My then-girlfriend and I had just gone to see Mulan in the theaters, and loved it. So we left the movie humming the songs and talking about the film and then, as we were walking through the mall, decided to check out the Disney store. Since Mulan had just come out, of course, there were shelves and shelves of toys set out. And guess what the ONLY Mulan figurine was?
Bridal Fucking Mulan.
The white-faced, gown-wearing version of her that exists for just a few minutes in the film solely to be rejected by her before the end of that scene.
Of course, there were lots of armor and swords available for boys who wanted to be Shang. But nothing for little girls who wanted to be the STAR OF THE GODDAMNED MOVIE. (I think there was also one figurine of “Secret Messenger Mulan” or somesuch, which might’ve been moderately okay if she had ever taken on a spy/courier role in the movie.)
Ahem. Sorry. It’s still a bit of a sore spot for me. It was also the first time I ever ranted in public. I think I went on for a good fifteen minutes griping about how completely absurd it was.
Wow. That’s disgusting. Not at all surprising, but deeply disgusting.
Talk about female socialization…
[…] a comment by Freemage on […]
Is this at all similar? I have noticed how often callers on the Savage Love podcast will identify themselves not as women, men, or guys, but as “females” and “males.” It always seems strange to me. (“Hi, I’m a 25-year-old female living in a large West Coast city.”) Is this evidence of some kind of… stigma or something around the worlds “woman” and “man”? Are we being discouraged even from thinking of ourselves as women and men?

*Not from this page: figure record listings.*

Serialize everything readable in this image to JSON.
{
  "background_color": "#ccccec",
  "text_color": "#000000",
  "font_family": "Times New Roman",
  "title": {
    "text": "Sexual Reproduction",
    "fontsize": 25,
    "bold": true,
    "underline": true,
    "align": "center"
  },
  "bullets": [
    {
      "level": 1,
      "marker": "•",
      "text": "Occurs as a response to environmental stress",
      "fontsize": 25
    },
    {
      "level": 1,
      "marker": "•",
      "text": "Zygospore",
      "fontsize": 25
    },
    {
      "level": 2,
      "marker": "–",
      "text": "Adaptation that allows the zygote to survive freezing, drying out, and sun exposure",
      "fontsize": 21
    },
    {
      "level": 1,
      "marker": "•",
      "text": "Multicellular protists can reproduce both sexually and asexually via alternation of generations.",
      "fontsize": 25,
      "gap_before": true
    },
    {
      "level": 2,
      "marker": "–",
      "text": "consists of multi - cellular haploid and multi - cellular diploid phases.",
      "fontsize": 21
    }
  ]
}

Also note the subtle secondary message, there, re: Spy Mulan. Girls can be heroes, but they have to use (feminine) wiles to do it. No action sequences in your playtime, little Suzy; you just get to lie and deceive. (See also: Black Widow. Sure, she’s also a very skilled hand-to-hand combatant, but a large part of her backstory and actions in the movies and the comics are based on seduction and manipulation, because she’s a girl and that’s how girls get to hero.)
I so wish they had gone with Mockingbird (a canonical Avenger and Hawkeye’s original girlfriend/wife). She was pure martial arts bad-assery, with a scathing wit (hence the nom de hero). She also had one of the few rape storylines in the comics that wasn’t completely appalling. It was still a rape storyline, of course, but she actually dealt with it herself, via her own strength of will, and in the end killed the rapist. The reaction of the rest of the team when they learned the truth was… less than enlightened, which was both infuriating and true-to-life in a depressing way. (Basically, they were shocked that she violated the typical comic-book morality code against killing, despite the fact that she was isolated with someone who had made a sex-slave of her and would clearly do so again if given the chance.)
Ben #8,
I wasn’t sure exactly what you meant by “is this at all similar,” but I have a thought about the above. I think it’s because “woman” and “man” have gendered baggage, whereas “female” and “male” are seen as objective descriptions. If you’re a man and you’re about to provide your categorization, and the word “man” makes you stop short because of all of the implications like “man up” and “be a man” and “manly man,” you might just decide to sidestep that word and choose “male” instead.
And if you’re female, you might phrase it that way because, no, you don’t “identify with” having less power, less freedom, and no-win expectations of you. You aren’t “cis”, you’re a human who was born in a female body and doesn’t feel at all like gender is a privilege.